[Rhodes22-list] jokes

Michael Meltzer mjm at michaelmeltzer.com
Tue Mar 23 21:45:14 EST 2004


Last year I replaced all the windows in my house with those expensive
double-pane energy efficient kind. But this week I got a call from the
contractor complaining that his work had been completed a whole year ago and
I had yet to pay for them.

Boy oh boy, did we go around! Just because I'm blonde doesn't mean that I am
automatically stupid. So, I proceeded to tell him just what his fast talking
sales guy had told me last year... that in one year the windows would pay
for themselves.

There was silence on the other end of the line so I just hung up and I
haven't heard back. Guess I won that stupid argument.

 - from Dave Houpert

--
A man is driving along a highway and sees a rabbit jump out across the
middle of the road. He swerves to avoid hitting it, but unfortunately the
rabbit jumps right in front of the car. The driver, a sensitive man as well
as an animal lover, pulls over and gets out to see what has become of the
rabbit.

Much to his dismay, the rabbit is dead. The driver feels so awful that he
begins to cry.

A beautiful blonde woman driving down the highway sees a man crying at the
side of the road and pulls over. She steps out of the car and asks the man
what's wrong?

"I feel terrible, "he explains, "I accidentally hit this rabbit and killed
it."

The blonde says, "Don't worry." She runs to her car and pulls out a spray
can. She walks over to the dead rabbit, bends down and sprays the contents
onto the rabbit. The rabbit jumps up, waves its paw at the two of them and
hops off down the road.

Ten feet away the rabbit stops, turns around and waves again; he hops down
the road another 10 feet, turns and waves, hops another ten feet, turns and
waves and repeats this again and again, until he hops off out of sight.

The man is astonished.

He runs over to the woman and demands, "What is in that can? What did you
spray on that rabbit?"

The woman turns the can around so that the man can read the label.

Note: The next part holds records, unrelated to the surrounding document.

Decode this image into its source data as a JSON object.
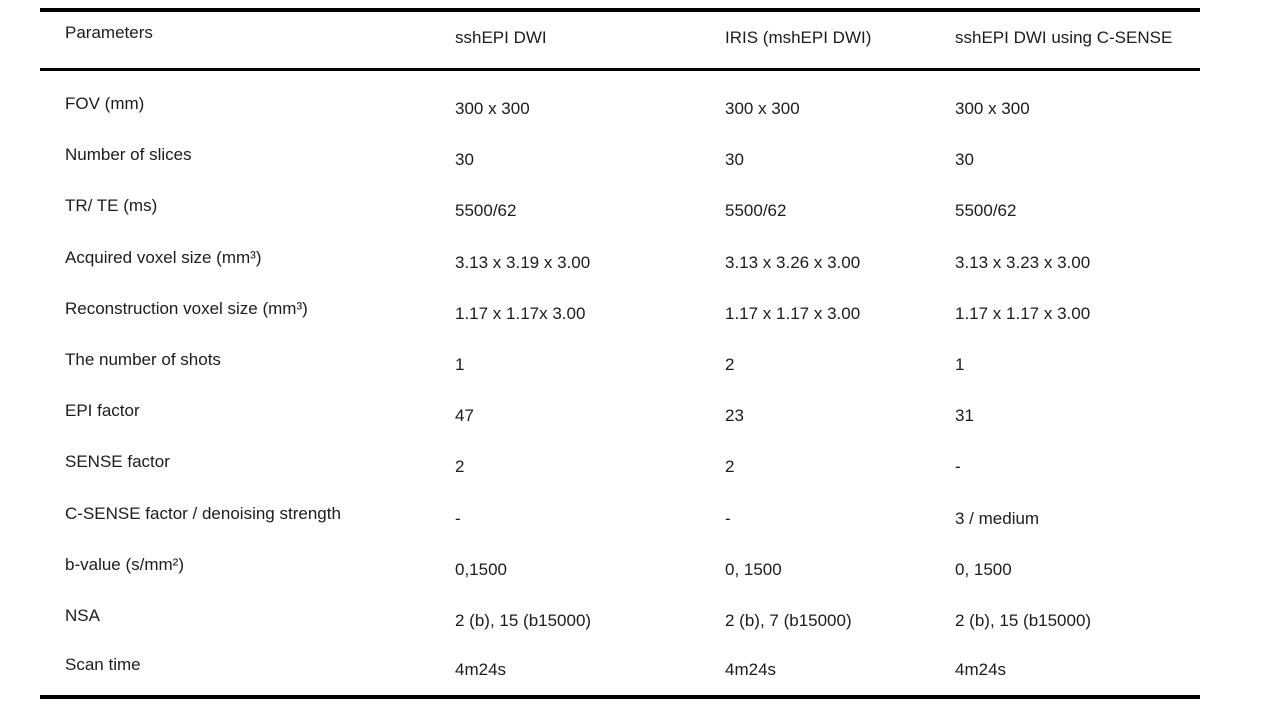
{
  "page": {
    "background": "#ffffff",
    "rule_color": "#000000",
    "text_color": "#1c1c1c"
  },
  "table": {
    "columns": [
      "Parameters",
      "sshEPI DWI",
      "IRIS (mshEPI DWI)",
      "sshEPI DWI using C-SENSE"
    ],
    "rows": [
      {
        "label": "FOV (mm)",
        "values": [
          "300 x 300",
          "300 x 300",
          "300 x 300"
        ]
      },
      {
        "label": "Number of slices",
        "values": [
          "30",
          "30",
          "30"
        ]
      },
      {
        "label": "TR/ TE (ms)",
        "values": [
          "5500/62",
          "5500/62",
          "5500/62"
        ]
      },
      {
        "label": "Acquired voxel size (mm³)",
        "values": [
          "3.13 x 3.19 x 3.00",
          "3.13 x 3.26 x 3.00",
          "3.13 x 3.23 x 3.00"
        ]
      },
      {
        "label": "Reconstruction voxel size (mm³)",
        "values": [
          "1.17 x 1.17x 3.00",
          "1.17 x 1.17 x 3.00",
          "1.17 x 1.17 x 3.00"
        ]
      },
      {
        "label": "The number of shots",
        "values": [
          "1",
          "2",
          "1"
        ]
      },
      {
        "label": "EPI factor",
        "values": [
          "47",
          "23",
          "31"
        ]
      },
      {
        "label": "SENSE factor",
        "values": [
          "2",
          "2",
          "-"
        ]
      },
      {
        "label": "C-SENSE factor / denoising strength",
        "values": [
          "-",
          "-",
          "3 / medium"
        ]
      },
      {
        "label": "b-value (s/mm²)",
        "values": [
          "0,1500",
          "0, 1500",
          "0, 1500"
        ]
      },
      {
        "label": "NSA",
        "values": [
          "2 (b), 15 (b15000)",
          "2 (b), 7 (b15000)",
          "2 (b), 15 (b15000)"
        ]
      },
      {
        "label": "Scan time",
        "values": [
          "4m24s",
          "4m24s",
          "4m24s"
        ]
      }
    ]
  },
  "chart_data": {
    "type": "table",
    "columns": [
      "Parameters",
      "sshEPI DWI",
      "IRIS (mshEPI DWI)",
      "sshEPI DWI using C-SENSE"
    ],
    "rows": [
      [
        "FOV (mm)",
        "300 x 300",
        "300 x 300",
        "300 x 300"
      ],
      [
        "Number of slices",
        "30",
        "30",
        "30"
      ],
      [
        "TR/ TE (ms)",
        "5500/62",
        "5500/62",
        "5500/62"
      ],
      [
        "Acquired voxel size (mm³)",
        "3.13 x 3.19 x 3.00",
        "3.13 x 3.26 x 3.00",
        "3.13 x 3.23 x 3.00"
      ],
      [
        "Reconstruction voxel size (mm³)",
        "1.17 x 1.17x 3.00",
        "1.17 x 1.17 x 3.00",
        "1.17 x 1.17 x 3.00"
      ],
      [
        "The number of shots",
        "1",
        "2",
        "1"
      ],
      [
        "EPI factor",
        "47",
        "23",
        "31"
      ],
      [
        "SENSE factor",
        "2",
        "2",
        "-"
      ],
      [
        "C-SENSE factor / denoising strength",
        "-",
        "-",
        "3 / medium"
      ],
      [
        "b-value (s/mm²)",
        "0,1500",
        "0, 1500",
        "0, 1500"
      ],
      [
        "NSA",
        "2 (b), 15 (b15000)",
        "2 (b), 7 (b15000)",
        "2 (b), 15 (b15000)"
      ],
      [
        "Scan time",
        "4m24s",
        "4m24s",
        "4m24s"
      ]
    ]
  }
}
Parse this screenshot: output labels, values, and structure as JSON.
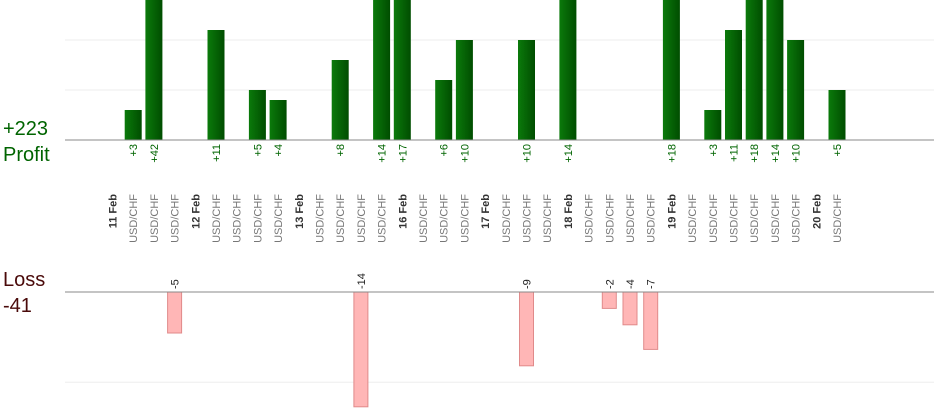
{
  "summary": {
    "profit_total": "+223",
    "profit_label": "Profit",
    "loss_label": "Loss",
    "loss_total": "-41"
  },
  "colors": {
    "profit_bar_light": "#0b7a0b",
    "profit_bar_dark": "#004d00",
    "profit_text": "#006400",
    "loss_bar_fill": "#ffb6b6",
    "loss_bar_stroke": "#e08a8a",
    "loss_text": "#4a0a0a",
    "axis": "#888888",
    "grid": "#eeeeee"
  },
  "chart_data": {
    "type": "bar",
    "categories": [
      "11 Feb",
      "USD/CHF",
      "USD/CHF",
      "USD/CHF",
      "12 Feb",
      "USD/CHF",
      "USD/CHF",
      "USD/CHF",
      "USD/CHF",
      "13 Feb",
      "USD/CHF",
      "USD/CHF",
      "USD/CHF",
      "USD/CHF",
      "16 Feb",
      "USD/CHF",
      "USD/CHF",
      "USD/CHF",
      "17 Feb",
      "USD/CHF",
      "USD/CHF",
      "USD/CHF",
      "18 Feb",
      "USD/CHF",
      "USD/CHF",
      "USD/CHF",
      "USD/CHF",
      "19 Feb",
      "USD/CHF",
      "USD/CHF",
      "USD/CHF",
      "USD/CHF",
      "USD/CHF",
      "USD/CHF",
      "20 Feb",
      "USD/CHF"
    ],
    "profit_values": [
      null,
      3,
      42,
      null,
      null,
      11,
      null,
      5,
      4,
      null,
      null,
      8,
      null,
      14,
      17,
      null,
      6,
      10,
      null,
      null,
      10,
      null,
      14,
      null,
      null,
      null,
      null,
      18,
      null,
      3,
      11,
      18,
      14,
      10,
      null,
      5
    ],
    "profit_labels": [
      "",
      "+3",
      "+42",
      "",
      "",
      "+11",
      "",
      "+5",
      "+4",
      "",
      "",
      "+8",
      "",
      "+14",
      "+17",
      "",
      "+6",
      "+10",
      "",
      "",
      "+10",
      "",
      "+14",
      "",
      "",
      "",
      "",
      "+18",
      "",
      "+3",
      "+11",
      "+18",
      "+14",
      "+10",
      "",
      "+5"
    ],
    "loss_values": [
      null,
      null,
      null,
      -5,
      null,
      null,
      null,
      null,
      null,
      null,
      null,
      null,
      -14,
      null,
      null,
      null,
      null,
      null,
      null,
      null,
      -9,
      null,
      null,
      null,
      -2,
      -4,
      -7,
      null,
      null,
      null,
      null,
      null,
      null,
      null,
      null,
      null
    ],
    "loss_labels": [
      "",
      "",
      "",
      "-5",
      "",
      "",
      "",
      "",
      "",
      "",
      "",
      "",
      "-14",
      "",
      "",
      "",
      "",
      "",
      "",
      "",
      "-9",
      "",
      "",
      "",
      "-2",
      "-4",
      "-7",
      "",
      "",
      "",
      "",
      "",
      "",
      "",
      "",
      ""
    ],
    "profit_ylim": [
      0,
      15
    ],
    "loss_ylim": [
      -12.5,
      0
    ],
    "grid": true
  }
}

It says: "Hair Spray - Restores life to dead hair, adds permanent wave."

 - from Sue Greene

--
A little boy wanted $100.00 very badly and prayed for weeks, but nothing
happened. Then he decided to write God a letter requesting the $100.00.

When the postal authorities received the letter to God, USA, they decided to
send it to the President. The President was so amused that he instructed his
secretary to send the little boy a $5.00 bill. The President thought this
would appear to be a lot of money to a little boy.

The little boy was delighted with the $5.00 bill and sat down to write a
thank-you note to God, which read:

"Dear God: Thank you very much for sending the money. However, I noticed
that for some reason you sent it through Washington, DC., and those assholes
deducted $95.00 in taxes."

 - from Kevin Haggerty

--
THE MOTHER SUPERIOR CALLS ALL THE NUNS INTO AN EMERGENCY MEETING. SHE SAYS,
"I MUST TELL YOU SOMETHING VERY IMPORTANT, WE HAVE A CASE OF GONORRHEA IN
OUR CONVENT."

WAY IN THE BACK OF THE ROOM AN OLD NUN EXCLAIMS, "THANKS BE TO GOD! I AM SO
TIRED OF WHITE ZINFANDEL!"

 - from Patty Galvin

--
A woman walks into the drugstore and tells the pharmacist she wants to buy
some arsenic. He says "What do you want to do with arsenic?"

She said "I want to kill my husband because he cheats on me with another
woman."

The pharmacist replies: "I can't sell you arsenic so you can kill your
husband, lady, even if he is cheating on you!"

So she reaches into her pocket and pulls out a picture of her husband with
the pharmacist's wife.

The pharmacist then says "Oh, I didn't realize you had a prescription!"